Sound wave → short frames → frequency patterns
This conversion makes important speech patterns easier for many models to process.
Not every modern speech model uses exactly the same representation. Some systems learn useful features more directly from waveform data. The central idea remains the same: the audio must become a sequence of numbers that a model can compare with learned speech patterns.
The model learns relationships between sound and text
A speech-recognition model is trained using examples of audio paired with transcripts.
The audio contains the spoken signal. The transcript contains the words that were said.
Across many examples, the model learns which changing audio patterns tend to correspond with letters, word pieces, words, or other text units.
Older systems often separated this work into several distinct components:
- an acoustic model connected sound patterns to speech units
- a pronunciation dictionary connected speech units to words
- a language model judged which word sequences were likely
Many modern systems combine more of this work inside one neural model. But the model still needs to balance the evidence from the audio with patterns learned from language.
It predicts a sequence, not one word at a time in isolation
Speech sounds overlap.
The way one sound is pronounced changes depending on the sounds around it. People also speak quickly, shorten words, join words together, and leave out crisp boundaries.

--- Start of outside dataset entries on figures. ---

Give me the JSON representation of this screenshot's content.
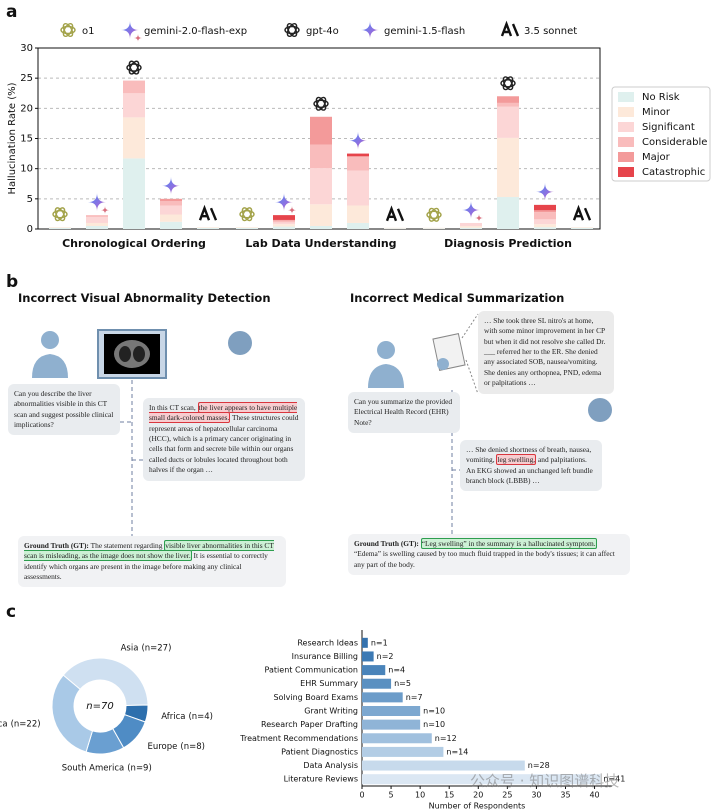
{
  "panel_labels": [
    "a",
    "b",
    "c"
  ],
  "chart_data": [
    {
      "type": "bar",
      "ylabel": "Hallucination Rate (%)",
      "categories": [
        "Chronological Ordering",
        "Lab Data Understanding",
        "Diagnosis Prediction"
      ],
      "models": [
        "o1",
        "gemini-2.0-flash-exp",
        "gpt-4o",
        "gemini-1.5-flash",
        "3.5 sonnet"
      ],
      "ylim": [
        0,
        30
      ],
      "yticks": [
        0,
        5,
        10,
        15,
        20,
        25,
        30
      ],
      "grid": true,
      "series": [
        {
          "name": "No Risk",
          "color": "#dff0ee",
          "values": [
            [
              0.2,
              0.5,
              11.7,
              1.2,
              0.2
            ],
            [
              0.2,
              0.4,
              0.5,
              1.0,
              0.1
            ],
            [
              0.1,
              0.2,
              5.3,
              0.3,
              0.2
            ]
          ]
        },
        {
          "name": "Minor",
          "color": "#fde9da",
          "values": [
            [
              0.1,
              0.5,
              6.8,
              1.2,
              0.1
            ],
            [
              0.1,
              0.4,
              3.6,
              2.9,
              0.1
            ],
            [
              0.1,
              0.3,
              9.8,
              0.5,
              0.1
            ]
          ]
        },
        {
          "name": "Significant",
          "color": "#fcd6d6",
          "values": [
            [
              0,
              1.0,
              4.0,
              1.5,
              0
            ],
            [
              0,
              0.3,
              6.0,
              5.8,
              0
            ],
            [
              0,
              0.5,
              5.2,
              0.8,
              0
            ]
          ]
        },
        {
          "name": "Considerable",
          "color": "#f9bcbc",
          "values": [
            [
              0,
              0.3,
              2.1,
              0.7,
              0
            ],
            [
              0,
              0.3,
              3.9,
              2.2,
              0
            ],
            [
              0,
              0,
              0.6,
              1.2,
              0
            ]
          ]
        },
        {
          "name": "Major",
          "color": "#f39a9a",
          "values": [
            [
              0,
              0,
              0,
              0.4,
              0
            ],
            [
              0,
              0.1,
              4.6,
              0.2,
              0
            ],
            [
              0,
              0,
              1.1,
              0.3,
              0
            ]
          ]
        },
        {
          "name": "Catastrophic",
          "color": "#e6444b",
          "values": [
            [
              0,
              0,
              0,
              0,
              0
            ],
            [
              0,
              0.8,
              0,
              0.4,
              0
            ],
            [
              0,
              0,
              0,
              0.9,
              0
            ]
          ]
        }
      ]
    },
    {
      "type": "pie",
      "center_label": "n=70",
      "categories": [
        "Asia",
        "Africa",
        "Europe",
        "South America",
        "North America"
      ],
      "values": [
        27,
        4,
        8,
        9,
        22
      ],
      "value_labels": [
        "(n=27)",
        "(n=4)",
        "(n=8)",
        "(n=9)",
        "(n=22)"
      ],
      "colors": [
        "#cfe0f1",
        "#2d6fad",
        "#4f8cc5",
        "#6a9fd1",
        "#a9c9e7"
      ]
    },
    {
      "type": "barh",
      "xlabel": "Number of Respondents",
      "categories": [
        "Research Ideas",
        "Insurance Billing",
        "Patient Communication",
        "EHR Summary",
        "Solving Board Exams",
        "Grant Writing",
        "Research Paper Drafting",
        "Treatment Recommendations",
        "Patient Diagnostics",
        "Data Analysis",
        "Literature Reviews"
      ],
      "values": [
        1,
        2,
        4,
        5,
        7,
        10,
        10,
        12,
        14,
        28,
        41
      ],
      "value_labels": [
        "n=1",
        "n=2",
        "n=4",
        "n=5",
        "n=7",
        "n=10",
        "n=10",
        "n=12",
        "n=14",
        "n=28",
        "n=41"
      ],
      "colors": [
        "#3572ad",
        "#3d7ab4",
        "#4a84ba",
        "#5a90c1",
        "#6c9cc9",
        "#7da8d0",
        "#8fb4d7",
        "#a0c0de",
        "#b3cde5",
        "#c7daec",
        "#dbe7f3"
      ],
      "xlim": [
        0,
        43
      ],
      "xticks": [
        0,
        5,
        10,
        15,
        20,
        25,
        30,
        35,
        40
      ]
    }
  ],
  "diagram": {
    "left": {
      "title": "Incorrect Visual Abnormality Detection",
      "question": "Can you describe the liver abnormalities visible in this CT scan and suggest possible clinical implications?",
      "answer": [
        {
          "text": "In this CT scan, ",
          "style": "plain"
        },
        {
          "text": "the liver appears to have multiple small dark-colored masses.",
          "style": "red"
        },
        {
          "text": " These structures could represent areas of hepatocellular carcinoma (HCC), which is a primary cancer originating in cells that form and secrete bile within our organs called ducts or lobules located throughout both halves if the organ …",
          "style": "plain"
        }
      ],
      "ground_truth": [
        {
          "text": "Ground Truth (GT):",
          "style": "bold"
        },
        {
          "text": " The statement regarding ",
          "style": "plain"
        },
        {
          "text": "visible liver abnormalities in this CT scan is misleading, as the image does not show the liver.",
          "style": "green"
        },
        {
          "text": " It is essential to correctly identify which organs are present in the image before making any clinical assessments.",
          "style": "plain"
        }
      ]
    },
    "right": {
      "title": "Incorrect Medical Summarization",
      "note": "… She took three SL nitro's at home, with some minor improvement in her CP but when it did not resolve she called Dr. ___ referred her to the ER. She denied any associated SOB, nausea/vomiting. She denies any orthopnea, PND, edema or palpitations …",
      "question": "Can you summarize the provided Electrical Health Record (EHR) Note?",
      "answer": [
        {
          "text": "… She denied shortness of breath, nausea, vomiting, ",
          "style": "plain"
        },
        {
          "text": "leg swelling,",
          "style": "red"
        },
        {
          "text": " and palpitations. An EKG showed an unchanged left bundle branch block (LBBB) …",
          "style": "plain"
        }
      ],
      "ground_truth": [
        {
          "text": "Ground Truth (GT):",
          "style": "bold"
        },
        {
          "text": " ",
          "style": "plain"
        },
        {
          "text": "“Leg swelling” in the summary is a hallucinated symptom.",
          "style": "green"
        },
        {
          "text": " “Edema” is swelling caused by too much fluid trapped in the body's tissues; it can affect any part of the body.",
          "style": "plain"
        }
      ]
    }
  },
  "watermark": "公众号 · 知识图谱科技"
}
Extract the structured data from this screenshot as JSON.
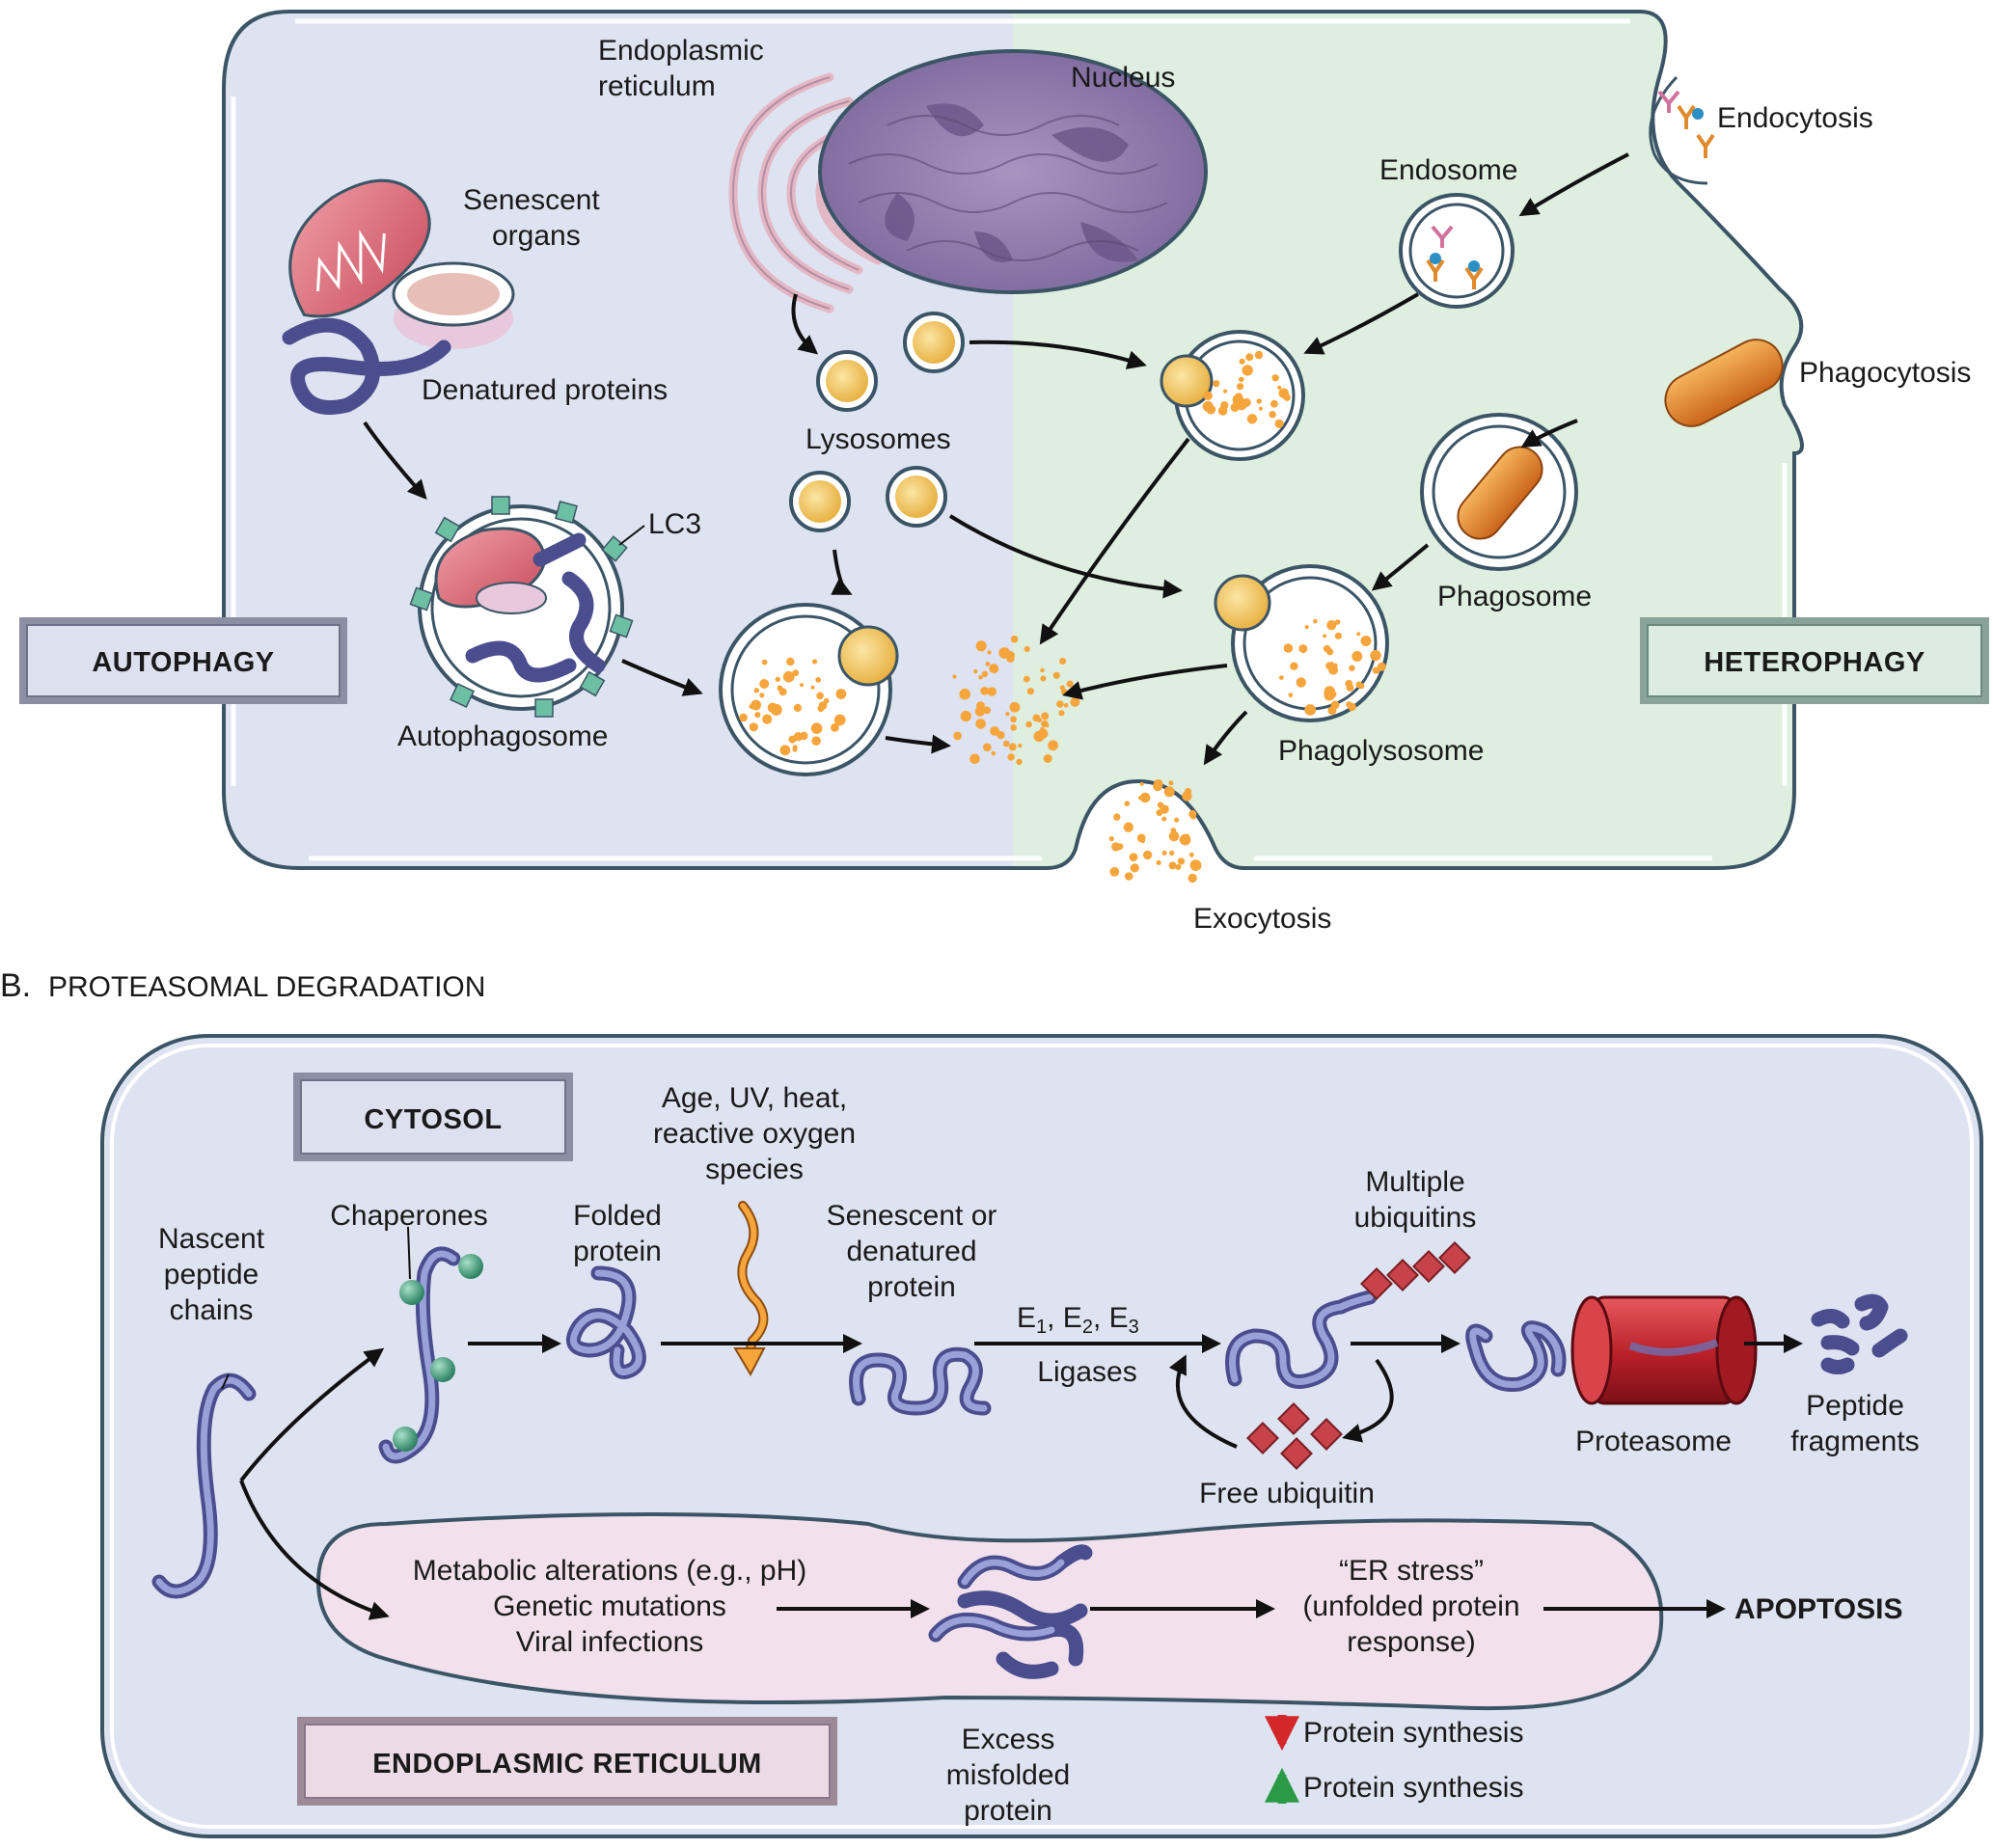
{
  "panel_a": {
    "labels": {
      "er": [
        "Endoplasmic",
        "reticulum"
      ],
      "nucleus": "Nucleus",
      "senescent_organs": [
        "Senescent",
        "organs"
      ],
      "denatured_proteins": "Denatured proteins",
      "lysosomes": "Lysosomes",
      "lc3": "LC3",
      "autophagosome": "Autophagosome",
      "endocytosis": "Endocytosis",
      "endosome": "Endosome",
      "phagocytosis": "Phagocytosis",
      "phagosome": "Phagosome",
      "phagolysosome": "Phagolysosome",
      "exocytosis": "Exocytosis"
    },
    "boxes": {
      "autophagy": "AUTOPHAGY",
      "heterophagy": "HETEROPHAGY"
    }
  },
  "panel_b": {
    "section_letter": "B.",
    "section_title": "PROTEASOMAL DEGRADATION",
    "boxes": {
      "cytosol": "CYTOSOL",
      "er": "ENDOPLASMIC RETICULUM"
    },
    "labels": {
      "nascent": [
        "Nascent",
        "peptide",
        "chains"
      ],
      "chaperones": "Chaperones",
      "folded": [
        "Folded",
        "protein"
      ],
      "stress_causes": [
        "Age, UV, heat,",
        "reactive oxygen",
        "species"
      ],
      "senescent": [
        "Senescent or",
        "denatured",
        "protein"
      ],
      "ligases": "Ligases",
      "multiple_ub": [
        "Multiple",
        "ubiquitins"
      ],
      "free_ub": "Free ubiquitin",
      "proteasome": "Proteasome",
      "peptide_frag": [
        "Peptide",
        "fragments"
      ],
      "er_causes": [
        "Metabolic alterations (e.g., pH)",
        "Genetic mutations",
        "Viral infections"
      ],
      "er_stress": [
        "“ER stress”",
        "(unfolded protein",
        "response)"
      ],
      "apoptosis": "APOPTOSIS",
      "excess": [
        "Excess",
        "misfolded",
        "protein"
      ],
      "legend_down": "Protein synthesis",
      "legend_up": "Protein synthesis"
    },
    "enzymes": {
      "e1": "E",
      "e1_sub": "1",
      "sep1": ", E",
      "e2_sub": "2",
      "sep2": ", E",
      "e3_sub": "3"
    }
  },
  "colors": {
    "autophagy_bg": "#dde3f0",
    "heterophagy_bg": "#deeedf",
    "cytosol_bg": "#dde3f0",
    "er_bg": "#f2e1ec",
    "membrane": "#3c5566",
    "protein": "#5a5fa3",
    "lysosome_fill": "#f3c352",
    "debris": "#f5a53c",
    "ubiquitin": "#c8424a",
    "proteasome": "#c0282e",
    "chaperone": "#3f9c7c",
    "lc3": "#6dbfa4",
    "bacterium": "#e67e22"
  }
}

For example, “Did you eat?” may sound closer to “Didja eat?” in ordinary conversation.
The system therefore does not always identify one perfect sound, lock in one word, and move forward. It may compare several possible text sequences.
| Audio evidence | Possible text | Context effect |
|---|---|---|
| A sound resembling “night” | night or knight | “Late at night” makes one spelling much more likely |
| A sound resembling “two” | to, too, or two | The surrounding sentence helps choose the written form |
This contextual prediction is useful, but it is also one reason recognition can go wrong. A likely sentence can sometimes beat the word that was actually spoken.
Speech recognition and language understanding are different jobs
Turning speech into text is transcription.
Understanding what to do with that text is a later task.
Suppose you say:
“Remind me to call Maya when I leave work.”
The speech-recognition system may produce the written sentence.
Another model or software component must then identify:
- the requested action: create a reminder
- the reminder text: call Maya
- the trigger: leaving work
- the location or event connected with “work”
A perfect transcript does not guarantee that the assistant will interpret the request correctly.
The opposite is also possible. A transcript can contain a small error while the later system still infers the intended action.
How the text reaches a language model
Once speech has been transcribed, the resulting text may be broken into tokens.
Tokens are the small text pieces a language model processes. A token might be a whole short word, part of a longer word, punctuation, or another recurring text unit.
In this kind of pipeline, the language model does not hear your voice. It receives a text representation produced by the speech-recognition stage.
That distinction matters because tone, hesitation, laughter, and background sounds may be reduced or lost during transcription.
Some newer systems process audio more directly
Not every voice system must convert speech into ordinary visible text before doing anything else.
Some multimodal or audio-language models can process learned audio representations directly. They may preserve more information about timing, tone, or emotion than a text-only transcript.
Even then, the system is not hearing in the human biological sense. It is processing numerical representations learned from audio examples.
Why this matters
A voice assistant does not receive ready-made words from the microphone. It must translate a changing sound signal into numerical patterns and then into likely text or audio representations. Errors in that first translation can affect everything the system does afterward.